Hoge Raad, 13-07-2001, AB2595, 36060
Hoge Raad, 13-07-2001, AB2595, 36060
Gegevens
- Instantie
- Hoge Raad
- Datum uitspraak
- 13 juli 2001
- Datum publicatie
- 13 juli 2001
- ECLI
- ECLI:NL:HR:2001:AB2595
- Zaaknummer
- 36060
Inhoudsindicatie
-
Uitspraak
Nr. 36.060
13 juli 2001
JV
gewezen op het beroep in cassatie van de Staatssecretaris van Financiën tegen de uitspraak van het Gerechtshof te 's-Hertogenbosch van 14 februari 2000, nr. 97/00993, betreffende na te melden aan X2 te Z en X1 te Q, opgelegde aanslagen in het recht van successie.

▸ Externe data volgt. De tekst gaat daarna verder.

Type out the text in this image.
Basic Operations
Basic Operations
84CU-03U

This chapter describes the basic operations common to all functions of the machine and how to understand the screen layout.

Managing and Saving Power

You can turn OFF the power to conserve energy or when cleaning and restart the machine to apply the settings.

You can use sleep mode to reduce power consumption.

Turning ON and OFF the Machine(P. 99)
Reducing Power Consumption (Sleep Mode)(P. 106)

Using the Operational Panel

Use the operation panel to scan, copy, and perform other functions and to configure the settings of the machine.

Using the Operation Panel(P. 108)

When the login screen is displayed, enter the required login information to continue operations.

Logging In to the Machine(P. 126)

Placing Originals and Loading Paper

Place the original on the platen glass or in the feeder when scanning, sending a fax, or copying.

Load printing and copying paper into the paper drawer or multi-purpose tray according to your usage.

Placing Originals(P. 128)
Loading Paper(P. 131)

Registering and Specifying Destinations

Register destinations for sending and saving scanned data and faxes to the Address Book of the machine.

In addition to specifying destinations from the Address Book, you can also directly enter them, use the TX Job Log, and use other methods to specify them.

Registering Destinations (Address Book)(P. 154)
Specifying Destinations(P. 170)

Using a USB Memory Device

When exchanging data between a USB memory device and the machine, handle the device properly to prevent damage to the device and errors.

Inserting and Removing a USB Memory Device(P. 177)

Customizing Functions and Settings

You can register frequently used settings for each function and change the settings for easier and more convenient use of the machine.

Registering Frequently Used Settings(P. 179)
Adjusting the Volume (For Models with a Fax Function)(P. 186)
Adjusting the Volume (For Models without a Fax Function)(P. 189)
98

1. Aanslagen, bezwaar en geding voor het Hof
Aan belanghebbenden zijn ter zake van de verkrijgingen uit de nalatenschap van A, overleden op 3 november 1995 (hierna: erflaatster), twee op één aangiftebiljet verenigde aanslagen in het recht van successie opgelegd, elk naar een verkrijging van f 76.203, welke aanslagen, na daartegen gemaakt bezwaar, bij uitspraak van de Inspecteur zijn gehandhaafd.
Belanghebbenden zijn van de uitspraak van de Inspecteur in beroep gekomen bij het Hof.
Het Hof heeft de uitspraak van de Inspecteur vernietigd en beide aanslagen verminderd tot op een bedrag van f 3310. De uitspraak van het Hof is aan dit arrest gehecht.
2. Geding in cassatie
De Staatssecretaris van Financiën heeft tegen de uitspraak van het Hof beroep in cassatie ingesteld. Het beroepschrift in cassatie is aan dit arrest gehecht en maakt daarvan deel uit.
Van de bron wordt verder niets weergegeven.